Tuesday, 21 March 2023

Equity NPV

 

                                                                          Equity NPV

Equity NPV (Net Present Value) is a financial metric that represents the present value of the expected cash flows that will accrue to the equity owners of a business or project, after accounting for all relevant expenses and the cost of capital.

 

In other words, Equity NPV represents the difference between the present value of the expected cash inflows to the equity owners (such as dividends, capital gains or other distributions), and the present value of the cash outflows (such as investment costs, operating expenses, taxes, etc.) required to generate those cash inflows. The calculation of Equity NPV takes into account the time value of money, which means that future cash flows are discounted to reflect their current value.

 

The Equity NPV is a key metric used in capital budgeting and investment analysis to determine whether an investment or project will generate a positive return for the equity owners. If the Equity NPV is positive, the investment or project is expected to generate more cash inflows than outflows, and thus is deemed to be a good investment.
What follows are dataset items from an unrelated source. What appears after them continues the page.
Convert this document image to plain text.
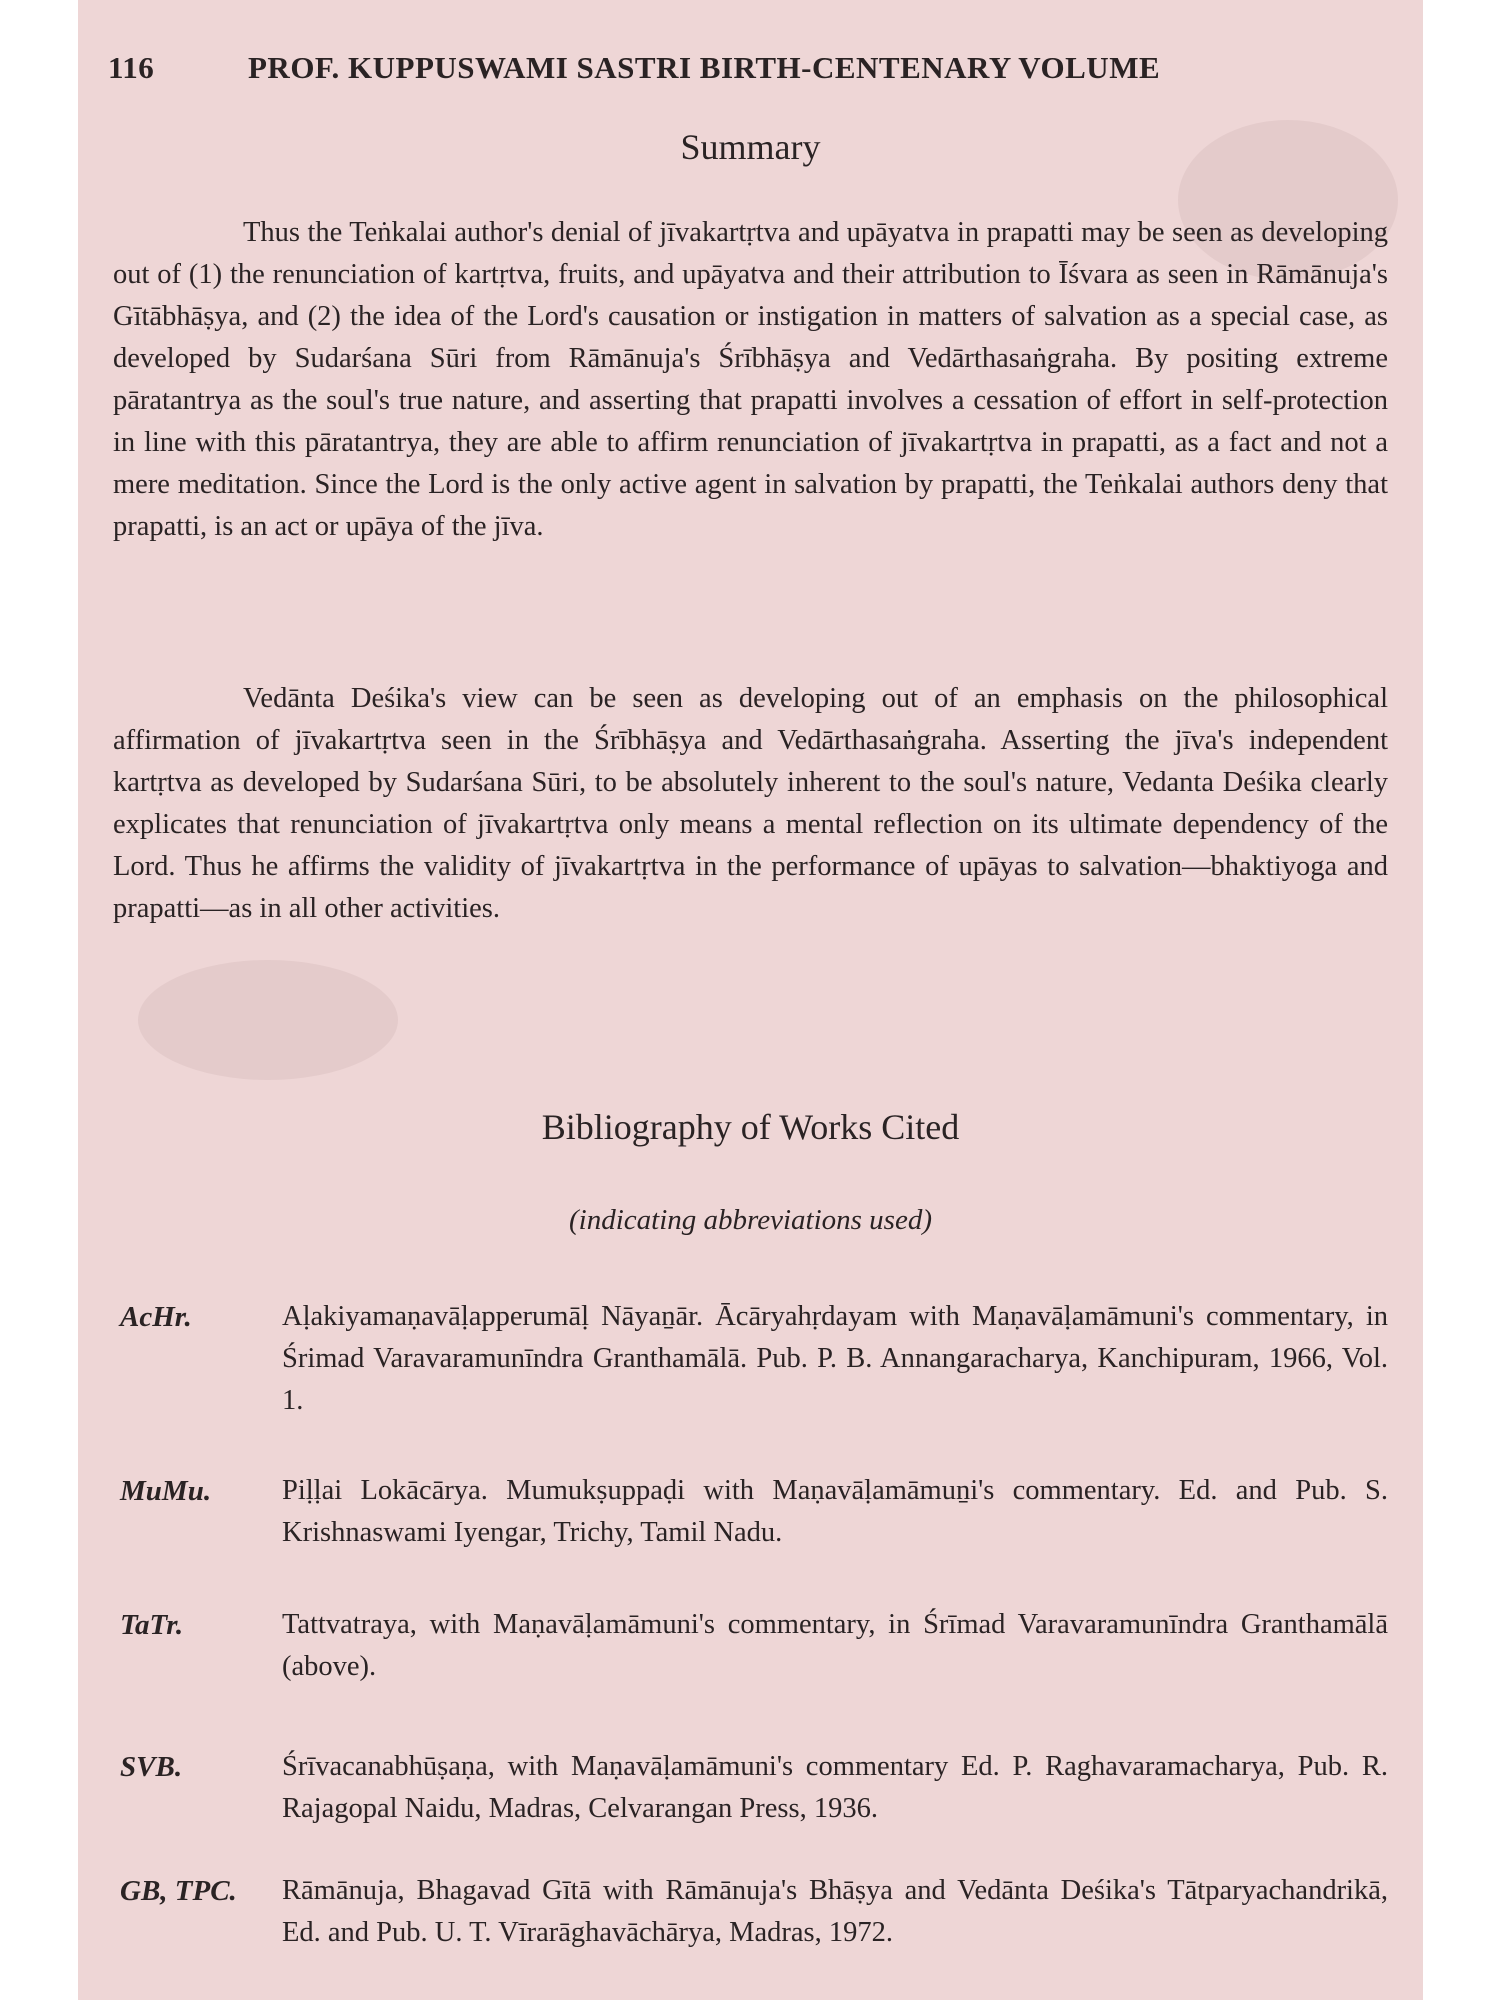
116	PROF. KUPPUSWAMI SASTRI BIRTH-CENTENARY VOLUME
Summary

Thus the Teṅkalai author's denial of jīvakartṛtva and upāyatva in prapatti may be seen as developing out of (1) the renunciation of kartṛtva, fruits, and upāyatva and their attribution to Īśvara as seen in Rāmānuja's Gītābhāṣya, and (2) the idea of the Lord's causation or instigation in matters of salvation as a special case, as developed by Sudarśana Sūri from Rāmānuja's Śrībhāṣya and Vedārthasaṅgraha. By positing extreme pāratantrya as the soul's true nature, and asserting that prapatti involves a cessation of effort in self-protection in line with this pāratantrya, they are able to affirm renunciation of jīvakartṛtva in prapatti, as a fact and not a mere meditation. Since the Lord is the only active agent in salvation by prapatti, the Teṅkalai authors deny that prapatti, is an act or upāya of the jīva.

Vedānta Deśika's view can be seen as developing out of an emphasis on the philosophical affirmation of jīvakartṛtva seen in the Śrībhāṣya and Vedārthasaṅgraha. Asserting the jīva's independent kartṛtva as developed by Sudarśana Sūri, to be absolutely inherent to the soul's nature, Vedanta Deśika clearly explicates that renunciation of jīvakartṛtva only means a mental reflection on its ultimate dependency of the Lord. Thus he affirms the validity of jīvakartṛtva in the performance of upāyas to salvation—bhaktiyoga and prapatti—as in all other activities.

Bibliography of Works Cited
(indicating abbreviations used)
AcHr.	Aḷakiyamaṇavāḷapperumāḷ Nāyaṉār. Ācāryahṛdayam with Maṇavāḷamāmuni's commentary, in Śrimad Varavaramunīndra Granthamālā. Pub. P. B. Annangaracharya, Kanchipuram, 1966, Vol. 1.
MuMu.	Piḷḷai Lokācārya. Mumukṣuppaḍi with Maṇavāḷamāmuṉi's commentary. Ed. and Pub. S. Krishnaswami Iyengar, Trichy, Tamil Nadu.
TaTr.	Tattvatraya, with Maṇavāḷamāmuni's commentary, in Śrīmad Varavaramunīndra Granthamālā (above).
SVB.	Śrīvacanabhūṣaṇa, with Maṇavāḷamāmuni's commentary Ed. P. Raghavaramacharya, Pub. R. Rajagopal Naidu, Madras, Celvarangan Press, 1936.
GB, TPC.	Rāmānuja, Bhagavad Gītā with Rāmānuja's Bhāṣya and Vedānta Deśika's Tātparyachandrikā, Ed. and Pub. U. T. Vīrarāghavāchārya, Madras, 1972.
Conversely, if the Equity NPV is negative, the investment or project is expected to generate less cash inflows than outflows, and thus is deemed to be a poor investment.

 

It's worth noting that Equity NPV is different from the traditional NPV, which represents the present value of the expected cash flows to all investors (including both equity and debt holders) of a business or project. The Equity NPV only considers the expected cash flows to equity owners, and is therefore a more focused metric that helps assess the return on equity investment.

 

Assume that a company is considering a new project that requires an investment of INR 10,00,000 upfront. The project is expected to generate cash inflows for equity shareholder of INR 2,00,000 per year for the next 5 years. The company's cost of capital (or required rate of return) for this type of investment is 10%.

 

To calculate the Equity NPV, we would follow these steps:

 

1.      Estimate the cash inflows: The expected cash inflows for each year are INR 2,00,000.

 

2.      Calculate the present value of each cash inflow: We would use the discounted cash flow (DCF) method to calculate the present value of each cash inflow, which takes into account the time value of money. Using a discount rate of 10%, the present value of the cash inflows for each year are as follows:

 

Year 1: INR 2,00,000 / (1+10%)^1 = INR 1,81,818

Year 2: INR 2,00,000 / (1+10%)^2 = INR 1,65,289

Year 3: INR 2,00,000 / (1+10%)^3 = INR 1,50,262

Year 4: INR 2,00,000 / (1+10%)^4 = INR 1,36,602

Year 5: INR 2,00,000 / (1+10%)^5 = INR 1,24,143

3.      Calculate the present value of all the cash inflows: We would add up the present value of all the cash inflows to get the total present value of expected cash inflows over the 5-year period:

Total PV of cash inflows = INR 1,81,818 + INR 1,65,289 + INR 1,50,262 + INR 1,36,602 + INR 1,24,143 = INR 7,58,114

 

4.      Subtract the initial investment: We would then subtract the initial investment of INR 10,00,000 from the total present value of expected cash inflows:

Equity NPV = Total PV of cash inflows - Initial investment

Equity NPV = INR 7,58,114 - INR 10,00,000

Equity NPV = -INR 2,41,886

 

In this example, the Equity NPV is negative, which means that the project is not expected to generate a positive return for the equity owners after accounting for all relevant expenses and the cost of capital.